Cleaned dataset saved to ../data/processed/cleaned_data.csv


In [15]:
# Check total number of missing values in the cleaned dataset
total_missing = cleaned_df.isnull().sum().sum()

print("Total missing values in cleaned dataset:", total_missing)
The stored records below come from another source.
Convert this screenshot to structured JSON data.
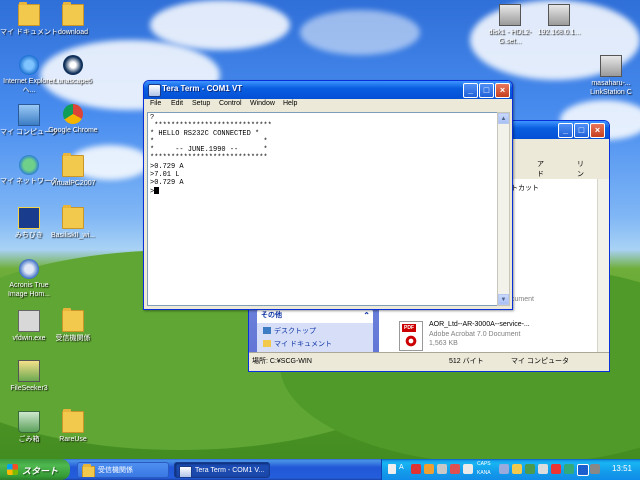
{
  "desktop": {
    "icons_left": [
      {
        "label": "マイ ドキュメント",
        "icon": "my-documents-icon"
      },
      {
        "label": "Internet Explorer へ...",
        "icon": "internet-explorer-icon"
      },
      {
        "label": "マイ コンピュータ",
        "icon": "my-computer-icon"
      },
      {
        "label": "マイ ネットワーク",
        "icon": "my-network-icon"
      },
      {
        "label": "みちびき",
        "icon": "app-icon"
      },
      {
        "label": "Acronis True Image Hom...",
        "icon": "acronis-icon"
      },
      {
        "label": "vfdwin.exe",
        "icon": "exe-icon"
      },
      {
        "label": "FileSeeker3",
        "icon": "fileseeker-icon"
      },
      {
        "label": "ごみ箱",
        "icon": "recycle-bin-icon"
      }
    ],
    "icons_col2": [
      {
        "label": "download",
        "icon": "folder-icon"
      },
      {
        "label": "Lunascape6",
        "icon": "lunascape-icon"
      },
      {
        "label": "Google Chrome",
        "icon": "chrome-icon"
      },
      {
        "label": "VirtualPC2007",
        "icon": "folder-icon"
      },
      {
        "label": "BasiliskII_wi...",
        "icon": "folder-icon"
      },
      {
        "label": "受信機関係",
        "icon": "folder-icon"
      },
      {
        "label": "RareUse",
        "icon": "folder-icon"
      }
    ],
    "icons_right": [
      {
        "label": "disk1 - HDL2-G.set...",
        "icon": "network-drive-icon"
      },
      {
        "label": "192.168.0.1...",
        "icon": "network-drive-icon"
      },
      {
        "label": "masaharu-... LinkStation C",
        "icon": "network-drive-icon"
      }
    ]
  },
  "explorer": {
    "address_label": "アドレス(D)",
    "links_label": "リンク",
    "shortcut_text": "トカット",
    "doc_text": "cument",
    "task_section_title": "その他",
    "task_items": [
      "デスクトップ",
      "マイ ドキュメント"
    ],
    "file": {
      "name": "AOR_Ltd--AR-3000A--service-...",
      "type": "Adobe Acrobat 7.0 Document",
      "size": "1,563 KB",
      "icon": "pdf-icon"
    },
    "status": {
      "location": "場所: C:¥SCG-WIN",
      "size": "512 バイト",
      "computer": "マイ コンピュータ"
    }
  },
  "teraterm": {
    "title": "Tera Term - COM1 VT",
    "menu": [
      "File",
      "Edit",
      "Setup",
      "Control",
      "Window",
      "Help"
    ],
    "terminal_lines": [
      "?",
      " ****************************",
      "* HELLO RS232C CONNECTED *",
      "*                          *",
      "*     -- JUNE.1990 --      *",
      "****************************",
      ">0.729 A",
      ">7.01 L",
      ">0.729 A",
      ">"
    ]
  },
  "taskbar": {
    "start_label": "スタート",
    "buttons": [
      {
        "label": "受信機関係",
        "icon": "folder-icon"
      },
      {
        "label": "Tera Term - COM1 V...",
        "icon": "teraterm-icon"
      }
    ],
    "clock": "13:51",
    "caps": "CAPS",
    "kana": "KANA",
    "ime_mode": "A"
  },
  "colors": {
    "titlebar": "#0a5ee0",
    "taskbar": "#245edb",
    "start_button": "#3c9a3c",
    "tray": "#139beb"
  }
}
Total missing values in cleaned dataset: 0


In [16]:
# Check missing values per column (only show if any exist)
missing_per_column = cleaned_df.isnull().sum()
missing_per_column[missing_per_column > 0]

Series([], dtype: int64)

## Summary

- Identifier and leakage-prone columns were removed
- Target labels were encoded numerically
- Numerical features were retained and imputed
- A clean dataset was saved for modeling

The dataset is now ready for exploratory analysis and baseline modeling.